Internet kein rechtsfreier Raum, in dem sich jeder bedienen kann

Glosse

Neben der Spur

(Lausanne/Rom/Krefeld, 05. Juni 2014) Es gibt immer mindestens zwei Möglichkeiten: Die Kröte von Gott oder wem gegeben vorbehaltlos zu schlucken oder einen bestimmten Sachverhalt sauber und gewissenhaft zu recherchieren. Was Lampis betrifft, haben wir uns nach gutem journalistischem Brauch für die zweite Variante entschieden. Allerdings nicht bei denen, die versuchen, uns einen gehörigen Bären aufzubinden. Halten wir zunächst einmal grundsätzlich fest, dass das Internet kein rechtsfreier Raum ist, in dem sich jede/r beliebig nach Gutsherrenart bedienen kann. 
Die Geschichte aus dem Bereich Märchen und Sagen nahm damit ihren unheilvollen Verlauf, als der italienische Softwareanbieter Fidal Servizi in Rom offenbar im Auftrag der kontinentalen Senioren-Dachorganisation EVAA (woher auch sonst?) mit Feudalsitz in Lausanne am Genfer See Online-Melder zu früheren Europameisterschaften an den Nennungsschluss zur EM im türkischen Izmir zu erinnern. Eine nicht nur noble Geste, wie wir schon am 23. Mai 2014 in dem Kommentar „Präsidiale Erinnerung an den Meldeschluss hat eine Schattenseite“ anklingen ließen.
Schon damals stellte sich streng genommen die Gretchenfrage, ob denn die EVAA/Fidalservizi Daten für Werbebotschaften, was anderes ist es nicht, ohne das vorherige Einverständnis der Adressaten nutzen dürfen, die ihnen zu einem
ganz bestimmten Zweck (= Online-Anmeldung) bekannt geworden sind. Das werden wir an dieser Stelle nicht klären können, ohne einen Medienrechtler zu konsultieren, verweisen allerdings auf den Schlusssatz des Vorspannes. Jedenfalls wissen wir aus etlichen zuverlässigen Quellen, Zuschriften und persönlichen Gesprächen, dass sich einige Senioren/innen eingedenk dieses Gebarens des genannten Doppels beschwert fühlten und ihrem Unmut durch Re-Mails Luft machten.

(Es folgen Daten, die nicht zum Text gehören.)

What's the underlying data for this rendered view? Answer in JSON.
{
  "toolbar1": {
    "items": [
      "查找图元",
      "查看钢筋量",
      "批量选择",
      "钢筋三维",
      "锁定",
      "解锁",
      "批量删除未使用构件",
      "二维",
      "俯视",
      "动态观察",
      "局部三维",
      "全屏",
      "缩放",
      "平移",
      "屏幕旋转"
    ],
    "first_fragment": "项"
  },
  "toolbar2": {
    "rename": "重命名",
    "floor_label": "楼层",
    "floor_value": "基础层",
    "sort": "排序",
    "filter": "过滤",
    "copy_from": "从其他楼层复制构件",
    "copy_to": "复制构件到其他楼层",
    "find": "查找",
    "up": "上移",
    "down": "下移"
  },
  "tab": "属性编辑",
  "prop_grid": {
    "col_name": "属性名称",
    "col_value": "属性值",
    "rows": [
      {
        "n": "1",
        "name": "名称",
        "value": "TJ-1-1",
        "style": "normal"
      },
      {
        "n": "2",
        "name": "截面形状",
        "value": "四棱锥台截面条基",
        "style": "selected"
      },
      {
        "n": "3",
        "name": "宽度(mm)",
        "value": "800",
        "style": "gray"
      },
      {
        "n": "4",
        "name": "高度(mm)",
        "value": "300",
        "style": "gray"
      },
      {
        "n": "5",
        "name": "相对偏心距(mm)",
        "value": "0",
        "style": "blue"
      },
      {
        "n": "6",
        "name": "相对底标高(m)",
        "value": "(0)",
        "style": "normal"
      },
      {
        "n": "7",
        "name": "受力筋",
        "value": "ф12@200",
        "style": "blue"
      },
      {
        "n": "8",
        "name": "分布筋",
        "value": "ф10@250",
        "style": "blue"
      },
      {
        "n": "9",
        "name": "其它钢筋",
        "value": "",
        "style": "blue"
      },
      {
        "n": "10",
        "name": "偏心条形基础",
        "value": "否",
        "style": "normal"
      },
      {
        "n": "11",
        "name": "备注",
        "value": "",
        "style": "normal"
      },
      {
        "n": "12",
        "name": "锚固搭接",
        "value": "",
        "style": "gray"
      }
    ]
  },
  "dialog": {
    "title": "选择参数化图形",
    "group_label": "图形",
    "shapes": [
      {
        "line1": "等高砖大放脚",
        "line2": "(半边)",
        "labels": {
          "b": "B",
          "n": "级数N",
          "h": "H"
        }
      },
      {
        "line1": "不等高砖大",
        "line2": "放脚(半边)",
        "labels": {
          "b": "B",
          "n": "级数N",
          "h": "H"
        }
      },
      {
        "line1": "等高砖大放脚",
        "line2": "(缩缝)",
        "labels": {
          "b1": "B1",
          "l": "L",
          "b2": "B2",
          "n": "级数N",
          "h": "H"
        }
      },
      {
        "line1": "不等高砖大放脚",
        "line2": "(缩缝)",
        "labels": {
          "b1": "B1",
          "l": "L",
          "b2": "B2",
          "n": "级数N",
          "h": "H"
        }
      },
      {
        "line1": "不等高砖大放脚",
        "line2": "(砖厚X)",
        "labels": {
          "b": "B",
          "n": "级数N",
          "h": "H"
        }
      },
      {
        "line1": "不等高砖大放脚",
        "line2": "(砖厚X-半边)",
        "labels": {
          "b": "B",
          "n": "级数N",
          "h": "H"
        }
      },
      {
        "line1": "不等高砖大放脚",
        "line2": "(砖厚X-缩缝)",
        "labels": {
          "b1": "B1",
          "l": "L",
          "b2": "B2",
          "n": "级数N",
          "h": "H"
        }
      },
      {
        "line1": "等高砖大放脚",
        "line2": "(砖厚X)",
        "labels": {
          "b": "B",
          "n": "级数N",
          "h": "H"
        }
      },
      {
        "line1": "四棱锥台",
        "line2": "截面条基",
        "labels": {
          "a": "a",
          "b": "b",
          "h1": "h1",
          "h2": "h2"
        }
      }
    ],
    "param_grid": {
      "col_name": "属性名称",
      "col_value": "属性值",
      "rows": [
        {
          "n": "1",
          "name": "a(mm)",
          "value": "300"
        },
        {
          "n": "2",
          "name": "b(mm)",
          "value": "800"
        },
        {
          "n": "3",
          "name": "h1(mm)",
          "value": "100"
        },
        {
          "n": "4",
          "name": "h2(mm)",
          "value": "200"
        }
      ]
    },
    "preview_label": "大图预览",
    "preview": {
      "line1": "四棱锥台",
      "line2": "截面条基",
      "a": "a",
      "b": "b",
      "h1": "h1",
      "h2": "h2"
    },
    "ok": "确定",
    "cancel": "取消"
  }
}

Pferd von hinten aufgezäumt

Doch
das war erst das Intermezzo zum eigentlichen Skandal. Fidal Servizi verschickte im Anhangverfahren hunderte von Mails an Online-Melder für Izmir, bei denen irgendwelche Schwierigkeiten aufgetaucht waren, und gab damit Dritten deren Adressen zur Kenntnis. Dies könn(t)en wir mit Ross und Reiter benennen, wahren jedoch selbstverständlich Informanten- und Datenschutz. Spätestens da hörte der Spaß auf. EVAA-Präsident Kurt Kaschke aus Freundenstadt bemühte sich am 30. Mai 2014 mit einer Verlautbarung auf der Verbandsnetzseite um Schadensbegrenzung und Beschwichtigung der mittlerweile ultrahoch erhitzten Gemüter. Allerdings zäumte der „Präses“ aus dem schwarzen Walde das Pferd von hinten auf, will böse Hacker mit einem Angriff auf die EVAA-Seite für die Tat verantwortlich machen, forderte zugleich die Betroffenen auf, ihr System besser vor Spam-Mails zu schützen. Voll daneben! 1.) Welcher selbst absolut hirntote Hacker würde allen Ernstes eine Attacke auf das für eine breitere Öffentlichkeit völlig uninteressante und unbedeutende Internet-Portal der EVAA unternehmen? Ausgemachter Non-stop-Nonsens! 2.) Umgekehrt wird vielmehr ein Sportschuh daraus. Es wäre an den beiden Vertragspartnern, ihre Systeme wasserdicht und frei von möglichen unheilvollen Verknüpfungen zu machen. 3.) Nicht der EVAA, sondern dem Unternehmen in Bella Italia gebührt indes der Schwarze Peter.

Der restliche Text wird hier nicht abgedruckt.